Il auroit esté répondu par le dit seigneur evesque que s'y en conséquence du voyage qui a esté ci devant fait à Béziers, par lui et quelques uns des habitants en la dite ville, il déféroit à l'ordre desdits seigneurs, et qu'on députe à ladite assemblée, tout le monde soupçonnerait que la dite ville de Saint-Pons a promis obéissance à Monseigneur frère du roi et de la sorte ladite ville passera pour rebelle à Sa Majesté, et d'autant que jusques là il n'a point été commis d'action qui puisse rendre ladite ville suspecte au service du roi, et que ledit voyage à Béziers n'a esté fait que pour le saluer et empêcher que ledit sieur frère du roi ne vint en la présente ville pour la soumettre à son obéissance ...
il est adverty de bonne part que ledit seigneur avec Monseigneur de Montmorency et toute son armée et les canons qu'il fait sortir de Béziers s'en va au Haut Languedoc secourir le château de Saint-Félix près de Toulouse ...
cependant que le roy arrivera dans la province ainsi qu'on vient d'apprendre par le sieur de Feynes qui arriva hier en ceste ville ...
[il faut toutefois toujours négocier avec le duc de Montmorency] pour ne pas l'aigrir contre le diocèse veu qu'il n'est pas encore parti d'Olonzac qui en despend ...
Gaston d'Orléans

Gaston d'Orléans


L'attentisme des Saint-Ponais est récompensé car trois jours plus tard, lors de la bataille de Castelnaudary, les rebelles sont battus : Le comte de Rieux tué au combat, le duc de Montmorency capturé pour être exécuté plus tard à Toulouse.

C'est la fin de la rebellion languedocienne contre Louis XIII. Le prince Gaston d'Orléans accompagné de la duchesse de Montmorency se réfugie pendant quelques jours à Olonzac : après une étape à Béziers, il "en partit précipitamment aux flambeaux à quatre heures du matin, avec la duchesse de Montmorency pour se retirer à Olonzac, dans le diocèse de Saint-Pons".

Gaston d'Orléans, après avoir fait sa soumission à son frère le roi Louis XIII, obtient le mois suivant son pardon.

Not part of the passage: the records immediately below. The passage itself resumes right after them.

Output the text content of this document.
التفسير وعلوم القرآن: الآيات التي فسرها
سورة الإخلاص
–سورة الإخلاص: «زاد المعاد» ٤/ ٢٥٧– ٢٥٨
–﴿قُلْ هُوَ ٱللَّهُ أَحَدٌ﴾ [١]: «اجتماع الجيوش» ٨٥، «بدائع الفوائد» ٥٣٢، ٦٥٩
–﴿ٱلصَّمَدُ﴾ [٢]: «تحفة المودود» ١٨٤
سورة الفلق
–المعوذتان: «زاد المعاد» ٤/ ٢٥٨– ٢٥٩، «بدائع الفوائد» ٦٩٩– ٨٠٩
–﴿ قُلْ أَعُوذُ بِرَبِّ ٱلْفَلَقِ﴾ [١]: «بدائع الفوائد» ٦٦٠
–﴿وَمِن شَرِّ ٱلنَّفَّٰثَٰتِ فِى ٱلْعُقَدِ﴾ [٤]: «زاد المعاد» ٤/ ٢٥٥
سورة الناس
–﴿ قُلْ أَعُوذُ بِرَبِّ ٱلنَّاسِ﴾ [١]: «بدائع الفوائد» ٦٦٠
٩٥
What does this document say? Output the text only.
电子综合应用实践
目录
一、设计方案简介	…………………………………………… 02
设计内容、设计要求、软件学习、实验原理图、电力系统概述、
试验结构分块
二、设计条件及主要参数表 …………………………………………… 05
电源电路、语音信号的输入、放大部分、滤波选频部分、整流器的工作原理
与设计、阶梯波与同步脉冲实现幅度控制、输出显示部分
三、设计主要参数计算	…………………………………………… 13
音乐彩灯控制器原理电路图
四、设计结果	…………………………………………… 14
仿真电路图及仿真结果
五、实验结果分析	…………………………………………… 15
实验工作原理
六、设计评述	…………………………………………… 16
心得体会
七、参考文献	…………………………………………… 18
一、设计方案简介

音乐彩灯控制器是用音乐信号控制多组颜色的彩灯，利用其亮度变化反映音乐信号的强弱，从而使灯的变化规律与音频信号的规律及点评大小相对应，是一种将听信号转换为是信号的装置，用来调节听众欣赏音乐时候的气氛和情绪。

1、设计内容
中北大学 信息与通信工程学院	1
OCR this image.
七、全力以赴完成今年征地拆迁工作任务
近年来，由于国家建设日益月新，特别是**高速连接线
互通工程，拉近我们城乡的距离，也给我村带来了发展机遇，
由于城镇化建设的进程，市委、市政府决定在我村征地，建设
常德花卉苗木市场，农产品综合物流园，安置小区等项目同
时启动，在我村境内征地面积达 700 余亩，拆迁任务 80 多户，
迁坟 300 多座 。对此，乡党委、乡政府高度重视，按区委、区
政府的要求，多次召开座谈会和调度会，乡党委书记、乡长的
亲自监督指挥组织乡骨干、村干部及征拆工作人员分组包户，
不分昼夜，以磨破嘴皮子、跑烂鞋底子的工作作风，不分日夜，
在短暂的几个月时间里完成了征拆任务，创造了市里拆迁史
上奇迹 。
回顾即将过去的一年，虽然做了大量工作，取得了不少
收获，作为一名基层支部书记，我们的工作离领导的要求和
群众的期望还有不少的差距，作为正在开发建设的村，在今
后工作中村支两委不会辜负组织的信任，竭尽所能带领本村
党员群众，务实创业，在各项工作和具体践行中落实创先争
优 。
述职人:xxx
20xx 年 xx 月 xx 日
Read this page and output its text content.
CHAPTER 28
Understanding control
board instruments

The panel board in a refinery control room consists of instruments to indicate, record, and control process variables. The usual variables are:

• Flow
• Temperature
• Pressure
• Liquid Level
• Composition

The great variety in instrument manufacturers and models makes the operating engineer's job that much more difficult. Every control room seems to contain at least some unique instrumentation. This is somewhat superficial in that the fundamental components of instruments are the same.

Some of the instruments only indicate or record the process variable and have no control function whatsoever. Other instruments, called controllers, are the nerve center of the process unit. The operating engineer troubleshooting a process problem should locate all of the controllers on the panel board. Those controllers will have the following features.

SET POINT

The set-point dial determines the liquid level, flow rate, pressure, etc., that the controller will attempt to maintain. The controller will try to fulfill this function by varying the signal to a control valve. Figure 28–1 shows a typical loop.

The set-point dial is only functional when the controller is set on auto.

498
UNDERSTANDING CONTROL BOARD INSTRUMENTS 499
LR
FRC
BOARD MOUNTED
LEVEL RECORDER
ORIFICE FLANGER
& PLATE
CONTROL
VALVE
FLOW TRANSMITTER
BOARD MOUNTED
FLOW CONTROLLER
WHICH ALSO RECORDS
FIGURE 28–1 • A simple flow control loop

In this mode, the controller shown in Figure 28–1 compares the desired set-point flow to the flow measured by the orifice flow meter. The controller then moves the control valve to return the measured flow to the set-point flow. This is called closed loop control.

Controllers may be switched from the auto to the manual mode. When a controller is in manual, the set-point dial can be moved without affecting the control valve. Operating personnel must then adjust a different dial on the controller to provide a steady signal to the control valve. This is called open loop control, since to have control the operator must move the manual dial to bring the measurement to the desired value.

En revanche, Mgr Pierre de Fleyres est considéré comme un soutien de la rebellion, et exclu des mesures d'amnistie . Accusé de crime de lèse-majesté il est déféré au tribunal, mais il meurt pendant l'instance en 1633 .
Assez curieusement, ces accusations n'empêchent pas son neveu Jean-Jacques de Fleyres de lui succéder comme évêque de Saint-Pons.

Une autre conséquence de la défaite de la rébellion est la décision de démanteler le château royal de Minerve (1637): il avait été utilisé par le comte de Rieux pour contrôler le Minervois.
Les ruines actuelles à Minerve sont essentiellement celles de ce château, détruit sur ordre du roi Louis XIII ... et assez peu celles d'un "château cathare".

Les tours du château de Rieux-Minervois sont également rasées à leur hauteur actuelle à cette époque, par ordre royal. La seigneurie de Rieux perd temporairement son titre de baronnie des Etats du Languedoc.